Normales humanes Hämoglobin besteht aus vier Polypeptidketten (Globin-Ketten) mit je einem Häm-Molekül. Im normalen humanen Hämoglobin bestehen die Globin-Ketten aus zwei Alpha- und zwei Nicht-Alpha-Ketten. Ungefähr 97% des Gesamt-Hämoglobins eines gesunden Erwachsenen sind Hämoglobin A (Alpha2/Beta2), der Rest wird durch HbA2 (Alpha2/Delta2) und HbF (Alpha2/Gamma2) gebildet.
Die Auftrennung der Hämoglobinfraktionen wird mittels HPLC-Methode durchgeführt. Bei Hämoglobinopathien werden die Hb-Fraktionen zusätzlich mittels Kapillarzonenelektrophorese aufgetrennt. Zusätzlich zur Hämoglobinauftrennung wird standardmässig ein Blutbild inkl. Reticulocyten, der Mentzer-Index, sowie ein Blutausstrich angefertigt.
Hämoglobinopathien sind Krankheitsbilder, die auf Grund von genetisch bedingten Hämoglobinanomalien entstehen. Im Gegensatz zu den Thalassämien (abnorme Mengen der Hämoglobinketten s.u.) handelt es sich dabei um strukturell abnorme Hb-Varianten. Genmutationen können alle Ketten des Hämoglobins betreffen. Die Mehrzahl anomaler Hämoglobine unterscheidet sich vom normalen Hämoglobin durch den Austausch nur einer einzelnen Aminosäure; beim Sichelzellhämoglobin S (HbS) ist z.B. Glutaminsäure durch Valin als sechste Aminosäure am N-terminalen Ende der beta-Kette ersetzt.
Gegenwärtig sind über 500 anomale Hämoglobine charakterisiert. Je nachdem, wo in den Globinketten eine Aminosäure fehlt, ausgetauscht oder zusätzlich eingebaut wird, und ob die Anomalie homo- oder heterozygot vorliegt, kann der Defekt zu unterschiedlichen Funktionsstörungen und klinischen Erkrankungen führen oder aber ohne klinische Symptome bleiben.
Thalassämien bezeichnen eine Gruppe hereditärer korpuskulärer hämolytischer Anämien, die durch Synthesehemmung der alpha- bzw. beta-Ketten des Hämoglobins, mit Folge des Überwiegens von beta-, gamma- oder delta-Ketten, entstehen.
Die ß-Thalassämie ist eine ererbte Erkrankung mit einer verminderten oder fehlenden Produktion von ß-Ketten (quantitativer Defekt), welche für die normale Struktur und Funktion des Hämoglobins essentiell sind.
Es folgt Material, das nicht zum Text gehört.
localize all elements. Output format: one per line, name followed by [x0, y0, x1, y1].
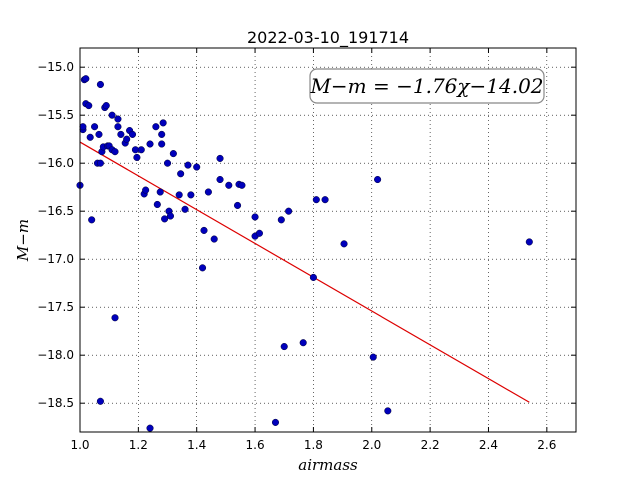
data-point — [184, 161, 192, 169]
plot-area — [80, 48, 576, 432]
data-point — [216, 175, 224, 184]
data-point — [369, 353, 377, 361]
data-point — [340, 240, 348, 248]
x-tick-labels: 1.0 1.2 1.4 1.6 1.8 2.0 2.2 2.4 2.6 — [70, 438, 556, 452]
data-point — [128, 130, 137, 138]
data-point — [312, 196, 320, 204]
data-point — [277, 216, 285, 224]
data-point — [169, 150, 177, 158]
data-point — [285, 207, 293, 215]
data-point — [238, 181, 246, 189]
data-point — [225, 181, 233, 189]
axis-ticks — [79, 48, 576, 432]
x-tick-label: 2.0 — [362, 438, 381, 452]
data-point — [161, 215, 169, 223]
data-point — [111, 314, 119, 322]
data-point — [146, 424, 154, 432]
data-point — [102, 102, 110, 110]
data-point — [384, 407, 392, 415]
data-point — [193, 163, 201, 171]
data-point — [95, 130, 103, 138]
data-point — [234, 201, 242, 209]
data-point — [111, 148, 119, 156]
data-point — [166, 212, 174, 220]
data-point — [123, 135, 131, 143]
data-points — [76, 75, 533, 432]
data-point — [114, 115, 122, 123]
data-point — [137, 146, 145, 154]
x-tick-label: 2.2 — [421, 438, 440, 452]
data-point — [177, 170, 185, 178]
fit-annotation: M−m = −1.76χ−14.02 — [309, 68, 545, 104]
data-point — [96, 80, 104, 89]
data-point — [133, 153, 141, 161]
data-point — [91, 123, 99, 131]
fit-line-layer — [79, 141, 530, 403]
data-point — [153, 200, 161, 209]
x-axis-label: airmass — [298, 456, 358, 474]
data-point — [96, 159, 104, 167]
y-tick-label: −17.5 — [37, 300, 74, 314]
data-point — [88, 216, 96, 224]
data-point — [117, 130, 125, 138]
x-tick-label: 1.0 — [70, 438, 89, 452]
data-point — [86, 133, 94, 141]
data-point — [299, 339, 307, 347]
data-point — [108, 111, 116, 119]
data-point — [204, 188, 212, 196]
data-point — [216, 154, 224, 162]
data-point — [175, 191, 183, 199]
fit-line — [79, 141, 530, 403]
y-tick-label: −18.0 — [37, 348, 74, 362]
data-point — [309, 273, 317, 281]
data-point — [85, 102, 93, 110]
x-tick-label: 1.2 — [129, 438, 148, 452]
data-point — [158, 130, 166, 138]
y-tick-label: −17.0 — [37, 252, 74, 266]
y-tick-labels: −15.0 −15.5 −16.0 −16.5 −17.0 −17.5 −18.0 −18.5 — [37, 60, 74, 410]
data-point — [146, 140, 154, 148]
data-point — [159, 119, 167, 127]
data-point — [280, 343, 288, 351]
data-point — [251, 213, 259, 221]
data-point — [374, 175, 382, 184]
x-tick-label: 1.6 — [246, 438, 265, 452]
annotation-box — [309, 68, 545, 104]
data-point — [271, 418, 280, 426]
y-tick-label: −15.5 — [37, 108, 74, 122]
data-point — [198, 264, 207, 272]
annotation-text: M−m = −1.76χ−14.02 — [309, 74, 543, 98]
grid-lines — [79, 48, 576, 432]
data-point — [187, 191, 195, 199]
data-point — [152, 123, 160, 131]
data-point — [210, 235, 218, 243]
data-point — [163, 159, 172, 167]
x-tick-label: 2.6 — [537, 438, 556, 452]
data-point — [181, 205, 189, 213]
y-tick-label: −15.0 — [37, 60, 74, 74]
data-point — [96, 397, 104, 405]
data-point — [255, 229, 263, 237]
plot-frame — [79, 47, 577, 433]
y-axis-label: M−m — [14, 219, 32, 262]
data-point — [158, 140, 166, 148]
x-tick-label: 2.4 — [479, 438, 498, 452]
data-point — [525, 238, 533, 246]
x-tick-label: 1.8 — [304, 438, 323, 452]
data-point — [142, 186, 150, 194]
y-tick-label: −16.0 — [37, 156, 74, 170]
chart-title: 2022-03-10_191714 — [247, 28, 409, 48]
y-tick-label: −18.5 — [37, 396, 74, 410]
data-point — [200, 226, 208, 234]
data-point — [321, 196, 329, 204]
data-point — [82, 75, 90, 83]
data-point — [156, 188, 164, 196]
data-point — [114, 123, 122, 131]
data-point — [79, 123, 87, 131]
y-tick-label: −16.5 — [37, 204, 74, 218]
x-tick-label: 1.4 — [187, 438, 206, 452]
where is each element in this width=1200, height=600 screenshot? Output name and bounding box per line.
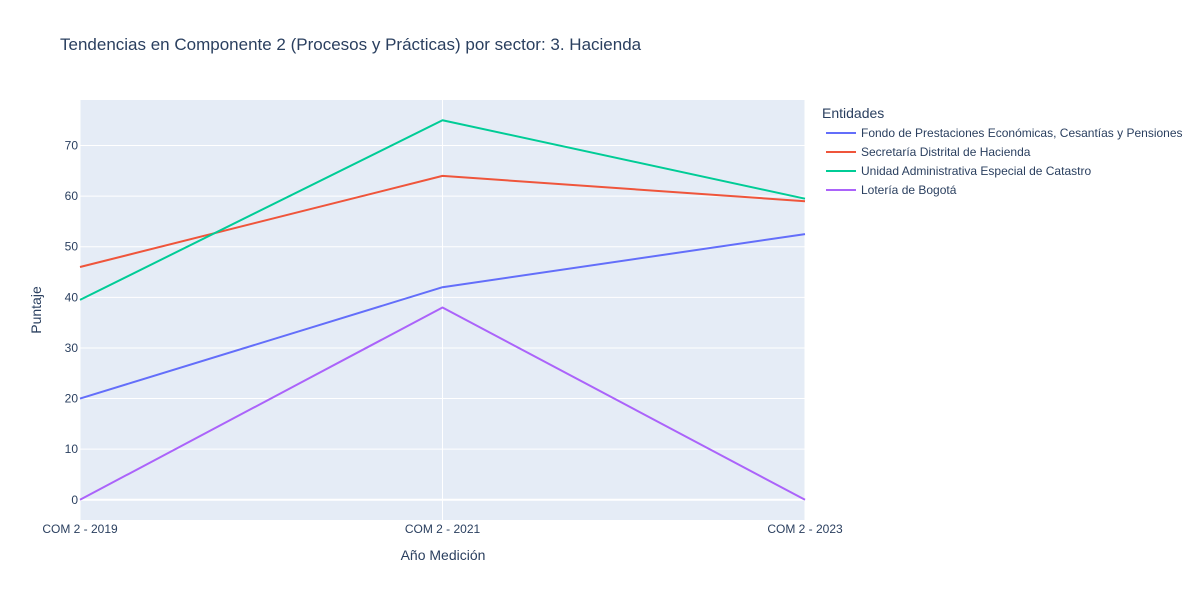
legend-item[interactable]: Secretaría Distrital de Hacienda: [826, 145, 1031, 159]
legend-title: Entidades: [822, 105, 884, 121]
x-axis-title: Año Medición: [401, 547, 486, 563]
legend-item[interactable]: Unidad Administrativa Especial de Catast…: [826, 164, 1091, 178]
series-lines: [79, 119, 806, 501]
y-axis-title: Puntaje: [28, 286, 44, 334]
y-tick-label: 70: [65, 139, 79, 153]
series-line-3: [79, 119, 806, 301]
legend-item[interactable]: Lotería de Bogotá: [826, 183, 957, 197]
legend-label: Secretaría Distrital de Hacienda: [861, 145, 1031, 159]
x-tick-label: COM 2 - 2019: [42, 522, 118, 536]
legend-label: Lotería de Bogotá: [861, 183, 957, 197]
x-tick-label: COM 2 - 2021: [405, 522, 481, 536]
x-gridlines: [79, 100, 806, 520]
series-line-1: [79, 233, 806, 400]
y-tick-label: 30: [65, 341, 79, 355]
y-tick-labels: 0 10 20 30 40 50 60 70: [65, 139, 79, 507]
y-tick-label: 0: [71, 493, 78, 507]
legend-label: Unidad Administrativa Especial de Catast…: [861, 164, 1091, 178]
y-tick-label: 20: [65, 392, 79, 406]
y-tick-label: 50: [65, 240, 79, 254]
x-tick-label: COM 2 - 2023: [767, 522, 843, 536]
legend-item[interactable]: Fondo de Prestaciones Económicas, Cesant…: [826, 126, 1183, 140]
legend[interactable]: Entidades Fondo de Prestaciones Económic…: [822, 105, 1183, 197]
chart-title: Tendencias en Componente 2 (Procesos y P…: [60, 35, 642, 54]
x-tick-labels: COM 2 - 2019 COM 2 - 2021 COM 2 - 2023: [42, 522, 843, 536]
y-tick-label: 40: [65, 290, 79, 304]
legend-label: Fondo de Prestaciones Económicas, Cesant…: [861, 126, 1183, 140]
series-line-2: [79, 174, 806, 268]
series-line-4: [79, 306, 806, 501]
y-tick-label: 60: [65, 189, 79, 203]
y-tick-label: 10: [65, 442, 79, 456]
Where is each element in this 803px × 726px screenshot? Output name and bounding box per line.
Diese Erkrankung ist gekennzeichnet durch eine mikrozytäre Anämie, einen erhöhten HbA2-Anteil (>3.2%), sowie Targetzellen und einer Poikilozytose im Blutausstrich. Diese Diagnose ist mittels Hämoglobinauftrennung frühestens mit 6 Lebensmonaten möglich, da vorher keine beta-Ketten gebildet werden.
Bei heterozygoten Merkmalsträgern findet sich die klinische Bedeutung in der Tatsache, dass viele dieser Patienten oft jahrelang fälschlicherweise im Sinne einer Eisenmangelanämien therapiert werden. Weiters ist bei diesen Patienten die Abklärung der näheren Verwandtschaft und bei Kinderwunsch eine entsprechende genetische Beratung wichtig um die Zeugung homozygoter Merkmalsträger möglichst verhindern zu können.
Eine alpha-Thalassämie minima bzw. minor kann nur genetisch diagnostiziert werden. Die Auftrennung der Hämoglobinfraktionen ist dabei unauffällig.